Giornata di vertici ieri. A Bruxelles il Consiglio europeo informale, a Capri il G7 dei ministri degli Esteri allargato alla Nato. I due conflitti –Ucraina e Israele-Iran – hanno nei fatti monopolizzato entrambi. Il premier Zelensky e il ministro Kuleba chiedono disperatamente armi e munizioni: “Per Israele attaccato dall’Iran vi siete mossi. Noi siamo sotto attacco russo ogni giorno e stiamo finendo le armi per difenderci”. I leader Ue e quelli del G7 promettono epromettono. L’Italia però, lo denuncia in aula Lia Quartapelle (Pd), ha fatto l’ultima consegna a dicembre. Perché non mandiamo più nulla? In queste ore la Difesa italiana sta dismettendo il sistema antimissile Samp T dalla Slovacchia per portarlo in Puglia per il G7. Non sarebbe forse il caso di mandarlo in Ucraina? Francia e Germania stanno facendo i loro invii. L’Italia è ferma. Però promette. A domanda diretta, nelle dichiarazioni conclusive a fine del vertice, Giorgia Meloni ha detto: “Se ne sta occupando la Difesa”. Siamo a metà aprile.

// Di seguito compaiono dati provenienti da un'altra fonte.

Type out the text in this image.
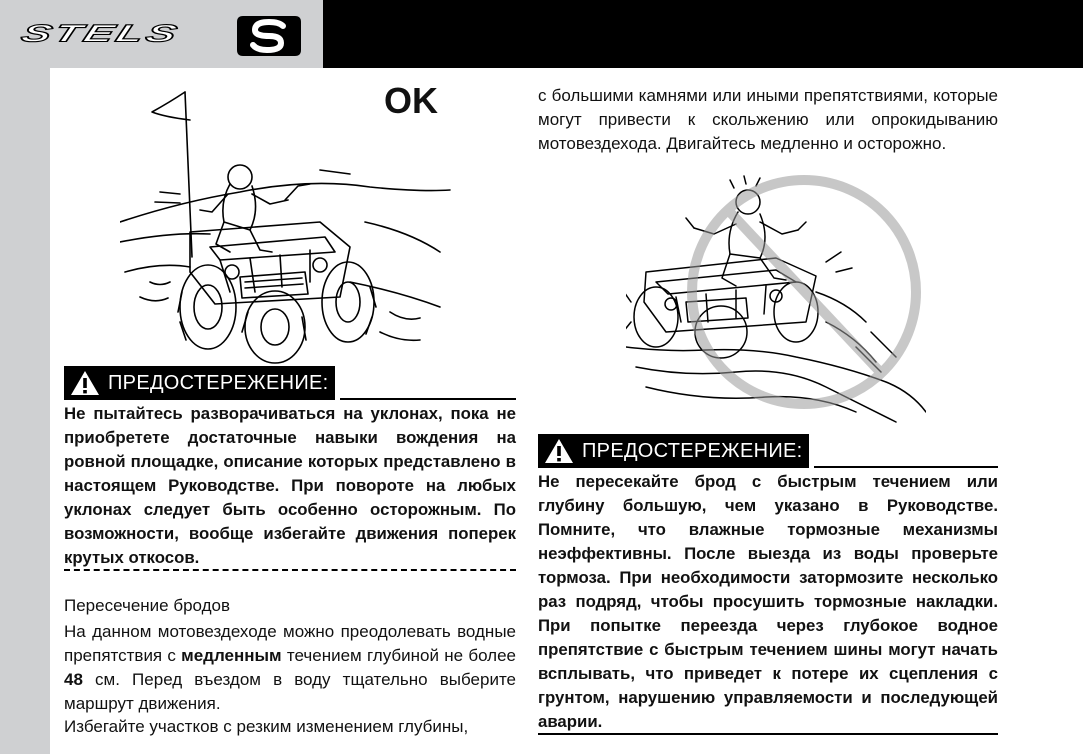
STELS
OK
ПРЕДОСТЕРЕЖЕНИЕ:

Не пытайтесь разворачиваться на уклонах, пока не приобретете достаточные навыки вождения на ровной площадке, описание которых представлено в настоящем Руководстве. При повороте на любых уклонах следует быть особенно осторожным. По возможности, вообще избегайте движения поперек крутых откосов.

Пересечение бродов

На данном мотовездеходе можно преодолевать водные препятствия с медленным течением глубиной не более 48 см. Перед въездом в воду тщательно выберите маршрут движения.

Избегайте участков с резким изменением глубины,

с большими камнями или иными препятствиями, которые могут привести к скольжению или опрокидыванию мотовездехода. Двигайтесь медленно и осторожно.

ПРЕДОСТЕРЕЖЕНИЕ:

Не пересекайте брод с быстрым течением или глубину большую, чем указано в Руководстве. Помните, что влажные тормозные механизмы неэффективны. После выезда из воды проверьте тормоза. При необходимости затормозите несколько раз подряд, чтобы просушить тормозные накладки. При попытке переезда через глубокое водное препятствие с быстрым течением шины могут начать всплывать, что приведет к потере их сцепления с грунтом, нарушению управляемости и последующей аварии.
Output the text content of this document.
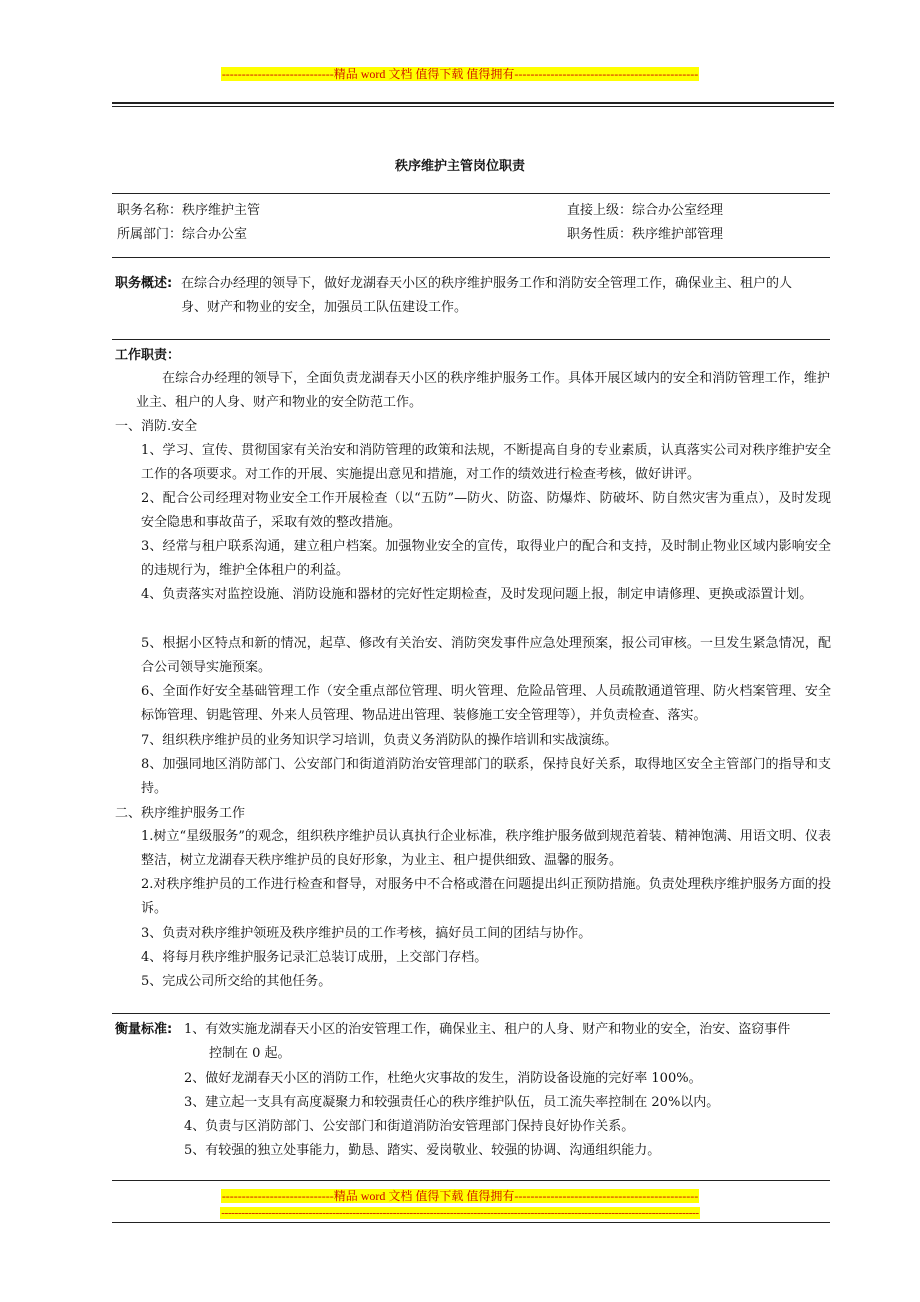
----------------------------精品 word 文档 值得下载 值得拥有----------------------------------------------
秩序维护主管岗位职责
职务名称：秩序维护主管	直接上级：综合办公室经理
所属部门：综合办公室	职务性质：秩序维护部管理
职务概述: 在综合办经理的领导下，做好龙湖春天小区的秩序维护服务工作和消防安全管理工作，确保业主、租户的人
身、财产和物业的安全，加强员工队伍建设工作。
工作职责：
在综合办经理的领导下，全面负责龙湖春天小区的秩序维护服务工作。具体开展区域内的安全和消防管理工作，维护业主、租户的人身、财产和物业的安全防范工作。
一、消防.安全
1、学习、宣传、贯彻国家有关治安和消防管理的政策和法规，不断提高自身的专业素质，认真落实公司对秩序维护安全工作的各项要求。对工作的开展、实施提出意见和措施，对工作的绩效进行检查考核，做好讲评。
2、配合公司经理对物业安全工作开展检查（以“五防”—防火、防盗、防爆炸、防破坏、防自然灾害为重点），及时发现安全隐患和事故苗子，采取有效的整改措施。
3、经常与租户联系沟通，建立租户档案。加强物业安全的宣传，取得业户的配合和支持，及时制止物业区域内影响安全的违规行为，维护全体租户的利益。
4、负责落实对监控设施、消防设施和器材的完好性定期检查，及时发现问题上报，制定申请修理、更换或添置计划。
5、根据小区特点和新的情况，起草、修改有关治安、消防突发事件应急处理预案，报公司审核。一旦发生紧急情况，配合公司领导实施预案。
6、全面作好安全基础管理工作（安全重点部位管理、明火管理、危险品管理、人员疏散通道管理、防火档案管理、安全标饰管理、钥匙管理、外来人员管理、物品进出管理、装修施工安全管理等），并负责检查、落实。
7、组织秩序维护员的业务知识学习培训，负责义务消防队的操作培训和实战演练。
8、加强同地区消防部门、公安部门和街道消防治安管理部门的联系，保持良好关系，取得地区安全主管部门的指导和支持。
二、秩序维护服务工作
1.树立“星级服务”的观念，组织秩序维护员认真执行企业标准，秩序维护服务做到规范着装、精神饱满、用语文明、仪表整洁，树立龙湖春天秩序维护员的良好形象，为业主、租户提供细致、温馨的服务。
2.对秩序维护员的工作进行检查和督导，对服务中不合格或潜在问题提出纠正预防措施。负责处理秩序维护服务方面的投诉。
3、负责对秩序维护领班及秩序维护员的工作考核，搞好员工间的团结与协作。
4、将每月秩序维护服务记录汇总装订成册，上交部门存档。
5、完成公司所交给的其他任务。
衡量标准: 1、有效实施龙湖春天小区的治安管理工作，确保业主、租户的人身、财产和物业的安全，治安、盗窃事件
控制在 0 起。
2、做好龙湖春天小区的消防工作，杜绝火灾事故的发生，消防设备设施的完好率 100%。
3、建立起一支具有高度凝聚力和较强责任心的秩序维护队伍，员工流失率控制在 20%以内。
4、负责与区消防部门、公安部门和街道消防治安管理部门保持良好协作关系。
5、有较强的独立处事能力，勤恳、踏实、爱岗敬业、较强的协调、沟通组织能力。
----------------------------精品 word 文档 值得下载 值得拥有----------------------------------------------
----------------------------------------------------------------------------------------------------------------------------------------------
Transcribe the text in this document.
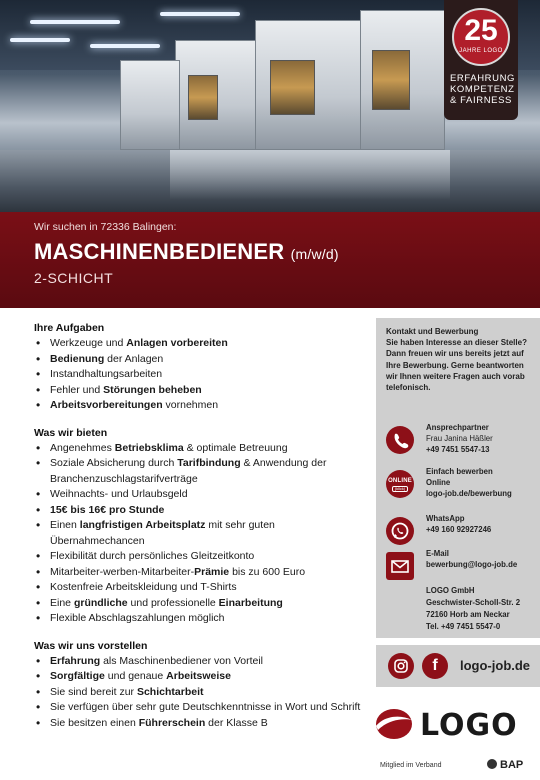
25
JAHRE LOGO
ERFAHRUNG
KOMPETENZ
& FAIRNESS
Wir suchen in 72336 Balingen:
MASCHINENBEDIENER (m/w/d)
2-SCHICHT
Ihre Aufgaben
• Werkzeuge und Anlagen vorbereiten
• Bedienung der Anlagen
• Instandhaltungsarbeiten
• Fehler und Störungen beheben
• Arbeitsvorbereitungen vornehmen
Was wir bieten
• Angenehmes Betriebsklima & optimale Betreuung
• Soziale Absicherung durch Tarifbindung & Anwendung der Branchenzuschlagstarifverträge
• Weihnachts- und Urlaubsgeld
• 15€ bis 16€ pro Stunde
• Einen langfristigen Arbeitsplatz mit sehr guten Übernahmechancen
• Flexibilität durch persönliches Gleitzeitkonto
• Mitarbeiter-werben-Mitarbeiter-Prämie bis zu 600 Euro
• Kostenfreie Arbeitskleidung und T-Shirts
• Eine gründliche und professionelle Einarbeitung
• Flexible Abschlagszahlungen möglich
Was wir uns vorstellen
• Erfahrung als Maschinenbediener von Vorteil
• Sorgfältige und genaue Arbeitsweise
• Sie sind bereit zur Schichtarbeit
• Sie verfügen über sehr gute Deutschkenntnisse in Wort und Schrift
• Sie besitzen einen Führerschein der Klasse B
Kontakt und Bewerbung
Sie haben Interesse an dieser Stelle? Dann freuen wir uns bereits jetzt auf Ihre Bewerbung. Gerne beantworten wir Ihnen weitere Fragen auch vorab telefonisch.
Ansprechpartner
Frau Janina Häßler
+49 7451 5547-13
ONLINE
(klick)
Einfach bewerben
Online
logo-job.de/bewerbung
WhatsApp
+49 160 92927246
E-Mail
bewerbung@logo-job.de
LOGO GmbH
Geschwister-Scholl-Str. 2
72160 Horb am Neckar
Tel. +49 7451 5547-0
f	logo-job.de
LOGO
Mitglied im Verband	BAP
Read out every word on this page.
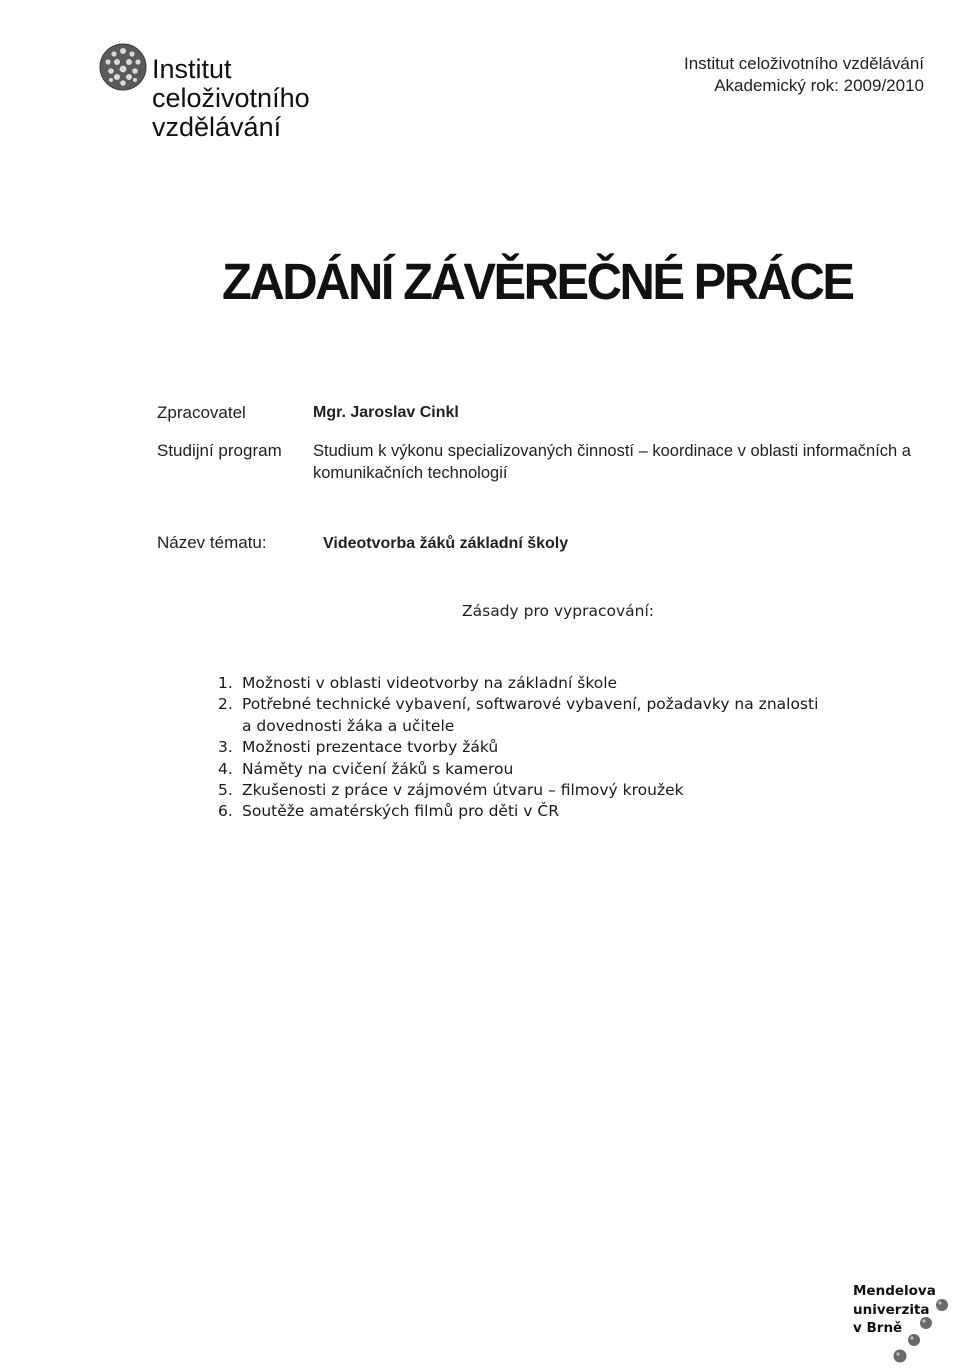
Institut
celoživotního
vzdělávání
Institut celoživotního vzdělávání
Akademický rok: 2009/2010
ZADÁNÍ ZÁVĚREČNÉ PRÁCE
Zpracovatel	Mgr. Jaroslav Cinkl
Studijní program Studium k výkonu specializovaných činností – koordinace v oblasti informačních a komunikačních technologií
Název tématu:	Videotvorba žáků základní školy
Zásady pro vypracování:
1. Možnosti v oblasti videotvorby na základní škole
2. Potřebné technické vybavení, softwarové vybavení, požadavky na znalosti
a dovednosti žáka a učitele
3. Možnosti prezentace tvorby žáků
4. Náměty na cvičení žáků s kamerou
5. Zkušenosti z práce v zájmovém útvaru – filmový kroužek
6. Soutěže amatérských filmů pro děti v ČR
Mendelova
univerzita
v Brně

Mario Draghi ed Enrico Letta, due ex premier italiani, sono stati incaricati dalla presidente uscente della Commissione europea Ursula von der Leyen di “servire” l’Europa. Il primo con una proposta su come rendere competitiva l’Europa nel nuovo ordine, o forse disordine, mondiale. Le anticipazioni sono state tanto prevedibili – per chi ascolta e legge l’ex presidente della Bce al di là e oltre l’incarico a palazzo Chigi – quando choccanti: “Proporrò cambi radicali per avere un’Unione europea adatta al mondo di oggi e soprattutto domani. Dobbiamo poter contare su sistemi energetici decarbonizzati e autonomi, su una Difesa Ue integrata e su una posizione di leadership”. Un appello che dovrebbe far riflettere: “L’Europa agisca unita, non c’è più tempo da perdere”. Draghi divide, non per quello che dice ma per quello che potrebbe andare a fare a Bruxelles, alla guida della Commissione o, meglio ancora, del Consiglio. “Draghi? Anche no – ha detto ieri Salvini spazzando via ogni ipotesi. “La Lega ha già fatto i suoi sacrifici con Draghi e l’abbiamo anche scontata. Poi non so cosa voglia fare, però abbiamo già dato”.
Letta, siccome fa meno paura perché meno ingombrante – viene commentato in Italia solo da Pd e dintorni. Eppure, anche la sua ricetta per potenziare il mercato unico europeo è necessaria all’Europa che nascerà dal voto del 9 giugno. Tanto che a Bruxelles i 27 ne hanno discusso ieri ben più del previsto, fino a pomeriggio inoltrato, in cerca di una sintesi. Di un compromesso. Il famoso numero 3. Von der Leyen ha promesso: “Le relazioni di Draghi e Letta ispireranno le linee guida del prossimo mandato”. Meloni ha esaltato il fatto che entrambi dicono che l’Europa “va cambiata”. Come se fosse una novità o il programma di una parte e non dell’altra. La premier ha elogiato il lavoro di Letta perché “ci sono spunti molto interessanti, che coincidono con l’azione di governo” ma un veloce fact-checking dimostrerebbe in fretta il contrario. “Siamo contenti che si parli di un italiano per ruoli di vertice. Ma parlare ora di Draghi è pura filosofia” ha tagliato corto. Se ne parla, e non da oggi, nei vertici e nei bilaterali europei, vietato farlo in Italia. Perché divide, perché parte il tifo da stadio. Soliti inutili giochi delle coppie. Che rifiutano il buon senso del numero 3.